Adelaide
Adelaide was a very nice place to be. A lot of the reasons why I felt this were to do with food. There were food courts in a huge market which served amazing vegetarian food and in the market itself there were big stalls full of all sorts of fruit and vegetables at really, really cheap prices. After not seeing anything like this for a long time it really was very exciting and many times I'd go back to my hostel with far more fruit and veg than I could sensibly eat. (That's not to say it didn't get eaten.) What was equally exciting was that the hostel I stayed in served free apple pie and ice cream every night! Near to where I was staying was the Haighs Chocolate factory. Haighs is an Australian company. When it was started by My Haighs they only sold cakes and biscuits. They then started to sell chocolate which they bought in. When Mr Haighs' grandson took over the company he decided that it would be far more profitable to make the chocolate themselves and set about trying to find out the best ways to make it. He wrote to many chocolate companies asking if he could visit them and learn from how they made it. Of all the companies he wrote to only three wrote back and of those only one said that he could come and see them. This company was Lindt chocolate. They said that he could come and stay with them in Switzerland for as long as he wanted and learn all he needed to know as long as he'd teach Mr Lindt's son English. This he did and after I'd been on a tour of the chocolate factory and tried all of their free samples I can confidently say that Haighs chocolate is as good if not better than Lindt.
Apart from lots of very nice food, Adelaide also had a really good museum. I learnt about the Pacific Islands and their people's culture. Amazingly on Papua New Guinea and the surrounding islands they speak over 1000 languages which is a quarter of all the languages spoken worldwide. There was a section about Aborigines where I saw examples of all the different sorts of tools they used for gathering food, hunting and fighting. I learned about their beliefs, how they dressed, their natural medicines and their history. I learnt that it was in 1844 that the aboriginal children started to be taken away from their parents to 'civilise' them, then in 1911 the aborigines were segregated from the rest of society. I hadn't realised that it wasn't until 1967 that they were given equal rights again.

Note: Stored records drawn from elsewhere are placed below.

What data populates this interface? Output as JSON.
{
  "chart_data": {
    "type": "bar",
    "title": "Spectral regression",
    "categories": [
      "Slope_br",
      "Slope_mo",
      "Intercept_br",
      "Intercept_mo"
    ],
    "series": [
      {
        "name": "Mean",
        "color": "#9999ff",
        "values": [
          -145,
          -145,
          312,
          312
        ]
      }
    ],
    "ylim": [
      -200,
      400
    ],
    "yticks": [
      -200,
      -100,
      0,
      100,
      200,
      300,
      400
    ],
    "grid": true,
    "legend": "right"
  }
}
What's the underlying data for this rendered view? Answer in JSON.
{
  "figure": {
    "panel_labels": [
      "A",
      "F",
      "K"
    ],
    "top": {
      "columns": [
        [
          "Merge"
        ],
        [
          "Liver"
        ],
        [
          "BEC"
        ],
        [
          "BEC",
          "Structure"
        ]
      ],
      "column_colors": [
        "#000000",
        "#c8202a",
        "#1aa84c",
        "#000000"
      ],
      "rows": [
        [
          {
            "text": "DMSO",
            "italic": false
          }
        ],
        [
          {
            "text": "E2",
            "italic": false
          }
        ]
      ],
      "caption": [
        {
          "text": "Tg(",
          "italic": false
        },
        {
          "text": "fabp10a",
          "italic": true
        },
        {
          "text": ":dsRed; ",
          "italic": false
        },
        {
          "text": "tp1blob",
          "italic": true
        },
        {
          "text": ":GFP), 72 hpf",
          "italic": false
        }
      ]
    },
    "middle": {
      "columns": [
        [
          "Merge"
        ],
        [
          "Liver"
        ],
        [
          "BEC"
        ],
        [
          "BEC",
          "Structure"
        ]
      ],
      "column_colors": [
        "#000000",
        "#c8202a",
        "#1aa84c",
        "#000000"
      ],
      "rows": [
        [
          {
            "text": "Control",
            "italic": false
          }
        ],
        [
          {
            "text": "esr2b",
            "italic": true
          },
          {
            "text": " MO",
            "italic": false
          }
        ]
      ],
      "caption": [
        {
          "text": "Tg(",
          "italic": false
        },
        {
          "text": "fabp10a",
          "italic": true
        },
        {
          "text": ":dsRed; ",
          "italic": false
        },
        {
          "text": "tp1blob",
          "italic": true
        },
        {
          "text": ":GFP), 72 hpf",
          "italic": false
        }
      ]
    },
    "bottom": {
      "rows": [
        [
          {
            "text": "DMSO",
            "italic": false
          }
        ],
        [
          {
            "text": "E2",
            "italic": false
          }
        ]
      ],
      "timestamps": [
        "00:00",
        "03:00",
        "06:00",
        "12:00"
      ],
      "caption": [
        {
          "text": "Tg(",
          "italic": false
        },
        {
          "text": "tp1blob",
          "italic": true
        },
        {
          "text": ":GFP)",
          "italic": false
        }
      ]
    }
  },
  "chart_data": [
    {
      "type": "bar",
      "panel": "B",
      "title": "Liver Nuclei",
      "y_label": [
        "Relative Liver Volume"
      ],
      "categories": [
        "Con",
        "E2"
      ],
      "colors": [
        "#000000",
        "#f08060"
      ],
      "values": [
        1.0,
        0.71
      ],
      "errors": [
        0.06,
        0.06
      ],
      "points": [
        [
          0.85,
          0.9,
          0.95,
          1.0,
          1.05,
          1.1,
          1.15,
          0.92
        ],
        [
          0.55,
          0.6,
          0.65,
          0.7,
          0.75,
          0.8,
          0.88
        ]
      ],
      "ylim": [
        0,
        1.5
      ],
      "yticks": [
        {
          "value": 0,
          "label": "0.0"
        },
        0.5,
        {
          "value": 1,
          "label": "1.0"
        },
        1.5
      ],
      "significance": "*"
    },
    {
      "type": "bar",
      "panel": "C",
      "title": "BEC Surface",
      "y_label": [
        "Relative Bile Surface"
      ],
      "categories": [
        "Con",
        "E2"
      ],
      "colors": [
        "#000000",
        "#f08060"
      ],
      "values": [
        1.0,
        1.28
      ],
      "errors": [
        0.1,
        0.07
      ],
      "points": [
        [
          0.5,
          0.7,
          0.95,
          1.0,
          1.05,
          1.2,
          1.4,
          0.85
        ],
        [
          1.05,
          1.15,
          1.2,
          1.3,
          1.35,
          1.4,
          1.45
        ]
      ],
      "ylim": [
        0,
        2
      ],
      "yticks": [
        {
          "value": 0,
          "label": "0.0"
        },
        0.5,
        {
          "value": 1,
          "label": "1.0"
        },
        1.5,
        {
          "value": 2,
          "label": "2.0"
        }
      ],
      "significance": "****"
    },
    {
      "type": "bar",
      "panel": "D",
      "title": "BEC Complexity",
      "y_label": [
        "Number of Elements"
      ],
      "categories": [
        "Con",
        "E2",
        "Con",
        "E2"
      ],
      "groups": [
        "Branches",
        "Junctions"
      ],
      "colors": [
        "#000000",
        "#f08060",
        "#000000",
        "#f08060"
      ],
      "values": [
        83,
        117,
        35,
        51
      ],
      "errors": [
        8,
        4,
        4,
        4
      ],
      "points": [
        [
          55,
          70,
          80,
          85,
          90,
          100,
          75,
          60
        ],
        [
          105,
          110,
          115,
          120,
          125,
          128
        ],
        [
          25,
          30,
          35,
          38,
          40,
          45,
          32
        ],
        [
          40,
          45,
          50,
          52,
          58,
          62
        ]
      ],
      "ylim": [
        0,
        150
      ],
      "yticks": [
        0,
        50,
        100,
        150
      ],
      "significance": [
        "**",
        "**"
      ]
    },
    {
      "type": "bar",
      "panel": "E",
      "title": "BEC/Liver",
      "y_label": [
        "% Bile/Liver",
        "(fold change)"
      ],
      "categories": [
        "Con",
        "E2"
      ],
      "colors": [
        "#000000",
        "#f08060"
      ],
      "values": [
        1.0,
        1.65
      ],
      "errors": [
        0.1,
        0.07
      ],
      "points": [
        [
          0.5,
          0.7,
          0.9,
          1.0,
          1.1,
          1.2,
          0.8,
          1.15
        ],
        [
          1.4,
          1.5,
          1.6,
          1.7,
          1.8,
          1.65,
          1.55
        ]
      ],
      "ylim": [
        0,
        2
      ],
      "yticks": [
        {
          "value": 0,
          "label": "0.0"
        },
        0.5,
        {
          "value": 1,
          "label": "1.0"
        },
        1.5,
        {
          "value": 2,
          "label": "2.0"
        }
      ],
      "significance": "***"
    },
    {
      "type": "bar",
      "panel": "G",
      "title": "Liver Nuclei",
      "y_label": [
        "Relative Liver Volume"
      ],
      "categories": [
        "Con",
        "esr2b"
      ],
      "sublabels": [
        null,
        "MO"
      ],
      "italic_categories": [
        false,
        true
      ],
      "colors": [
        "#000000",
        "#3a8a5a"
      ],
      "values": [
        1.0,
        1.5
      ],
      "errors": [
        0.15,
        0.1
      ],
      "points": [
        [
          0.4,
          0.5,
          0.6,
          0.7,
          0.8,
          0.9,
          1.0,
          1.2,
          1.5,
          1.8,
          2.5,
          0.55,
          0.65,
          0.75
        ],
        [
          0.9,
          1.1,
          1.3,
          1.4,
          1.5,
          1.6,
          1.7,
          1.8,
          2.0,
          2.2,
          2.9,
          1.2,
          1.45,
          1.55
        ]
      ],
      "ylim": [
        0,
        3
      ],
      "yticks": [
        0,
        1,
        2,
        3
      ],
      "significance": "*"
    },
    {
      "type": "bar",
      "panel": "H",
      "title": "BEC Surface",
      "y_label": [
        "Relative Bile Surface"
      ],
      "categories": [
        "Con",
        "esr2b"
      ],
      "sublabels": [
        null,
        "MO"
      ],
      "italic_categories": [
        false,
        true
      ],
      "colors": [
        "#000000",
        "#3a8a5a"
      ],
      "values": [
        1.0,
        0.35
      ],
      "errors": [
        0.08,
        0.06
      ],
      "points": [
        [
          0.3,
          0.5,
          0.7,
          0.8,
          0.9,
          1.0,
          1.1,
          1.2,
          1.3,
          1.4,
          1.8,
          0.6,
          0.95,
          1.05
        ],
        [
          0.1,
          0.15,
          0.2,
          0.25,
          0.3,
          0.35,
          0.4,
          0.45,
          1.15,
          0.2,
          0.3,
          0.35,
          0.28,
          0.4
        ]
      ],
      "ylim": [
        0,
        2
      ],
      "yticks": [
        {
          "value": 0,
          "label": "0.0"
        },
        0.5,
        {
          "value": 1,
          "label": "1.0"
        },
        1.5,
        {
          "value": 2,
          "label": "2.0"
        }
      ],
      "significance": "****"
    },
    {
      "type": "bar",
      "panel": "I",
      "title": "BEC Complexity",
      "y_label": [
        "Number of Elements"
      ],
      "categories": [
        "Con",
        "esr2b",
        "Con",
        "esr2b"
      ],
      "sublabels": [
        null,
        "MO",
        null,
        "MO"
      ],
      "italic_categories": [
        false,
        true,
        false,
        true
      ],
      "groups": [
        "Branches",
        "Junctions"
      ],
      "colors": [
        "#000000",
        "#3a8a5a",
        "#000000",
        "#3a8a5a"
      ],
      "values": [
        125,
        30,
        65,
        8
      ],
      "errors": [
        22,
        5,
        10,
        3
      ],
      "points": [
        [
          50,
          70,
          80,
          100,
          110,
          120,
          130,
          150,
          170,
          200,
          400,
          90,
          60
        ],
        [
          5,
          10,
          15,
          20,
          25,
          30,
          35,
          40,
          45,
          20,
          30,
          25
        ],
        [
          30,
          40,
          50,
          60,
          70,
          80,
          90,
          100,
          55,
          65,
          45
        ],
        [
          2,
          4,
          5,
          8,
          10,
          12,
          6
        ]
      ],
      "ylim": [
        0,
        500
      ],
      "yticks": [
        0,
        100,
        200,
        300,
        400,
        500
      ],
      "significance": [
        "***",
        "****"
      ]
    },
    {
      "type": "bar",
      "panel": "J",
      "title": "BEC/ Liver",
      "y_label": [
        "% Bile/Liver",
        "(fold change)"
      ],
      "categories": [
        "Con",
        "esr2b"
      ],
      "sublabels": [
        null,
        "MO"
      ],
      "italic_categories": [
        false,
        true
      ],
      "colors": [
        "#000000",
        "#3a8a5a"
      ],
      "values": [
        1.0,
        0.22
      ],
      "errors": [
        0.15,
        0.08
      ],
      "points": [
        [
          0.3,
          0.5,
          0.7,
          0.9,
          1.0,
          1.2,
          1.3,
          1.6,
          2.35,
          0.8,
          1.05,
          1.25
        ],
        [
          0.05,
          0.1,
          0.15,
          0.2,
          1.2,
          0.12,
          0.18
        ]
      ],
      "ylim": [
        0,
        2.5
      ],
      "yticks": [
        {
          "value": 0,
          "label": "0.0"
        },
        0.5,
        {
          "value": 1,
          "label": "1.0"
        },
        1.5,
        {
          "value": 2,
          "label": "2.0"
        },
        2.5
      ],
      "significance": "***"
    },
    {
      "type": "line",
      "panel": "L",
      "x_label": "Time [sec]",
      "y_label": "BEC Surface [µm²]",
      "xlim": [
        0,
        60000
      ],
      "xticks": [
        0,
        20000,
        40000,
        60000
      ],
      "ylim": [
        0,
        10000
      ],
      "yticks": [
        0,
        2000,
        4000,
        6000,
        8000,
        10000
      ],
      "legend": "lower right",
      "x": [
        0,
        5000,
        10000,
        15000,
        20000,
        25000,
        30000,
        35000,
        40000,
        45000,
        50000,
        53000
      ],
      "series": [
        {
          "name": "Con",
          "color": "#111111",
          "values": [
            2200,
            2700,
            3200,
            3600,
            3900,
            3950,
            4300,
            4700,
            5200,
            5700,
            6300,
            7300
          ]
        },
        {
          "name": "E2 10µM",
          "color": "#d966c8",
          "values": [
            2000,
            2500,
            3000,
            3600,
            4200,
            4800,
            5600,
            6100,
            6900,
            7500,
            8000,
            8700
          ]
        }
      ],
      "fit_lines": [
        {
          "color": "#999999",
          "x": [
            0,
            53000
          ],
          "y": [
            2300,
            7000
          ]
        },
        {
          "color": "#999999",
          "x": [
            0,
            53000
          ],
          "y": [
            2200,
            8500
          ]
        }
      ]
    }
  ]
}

Whilst I was in Adelaide I worked on a farm in the Adelaide hills for a week which was such hard work that by the time I left I had blisters on my hands. There were three other people there working with me which I was glad of. Our main jobs all had to do with digging or carrying heavy objects. We had to dig dry, hard ground to level it off, dig up grass and then dig holes somewhere else to replant it. We had to carry around buckets full of gravel and place it on the ground we'd leveled to make a path. We had to shift large rocks into a trailer (which was quite fun to ride on the back of) and then heave them out again when they were where they were needed. Some of the nicer jobs we did were cleaning out the chickens and collecting their eggs, cleaning out the fields of some very friendly ponies and painting a stable. Despite all the hard work it was fun at times too and they lady we were staying with was a very good cook so we were fed well.
The last thing I did in Adelaide was see a punk band called NOFX who I had seen once before at a festival in England. It was the first proper gig I'd been to since I left home and it didn't fail to impress. The crowd were really lively and there were a couple of good mosh pits although a guy spraying a fire extinguisher at everyone made the floor wet, so it was quite a mission to stay standing up. Despite a short nose bleed caused by a passing crowd surfer, some bruises and rather painful feet I survived to mosh again.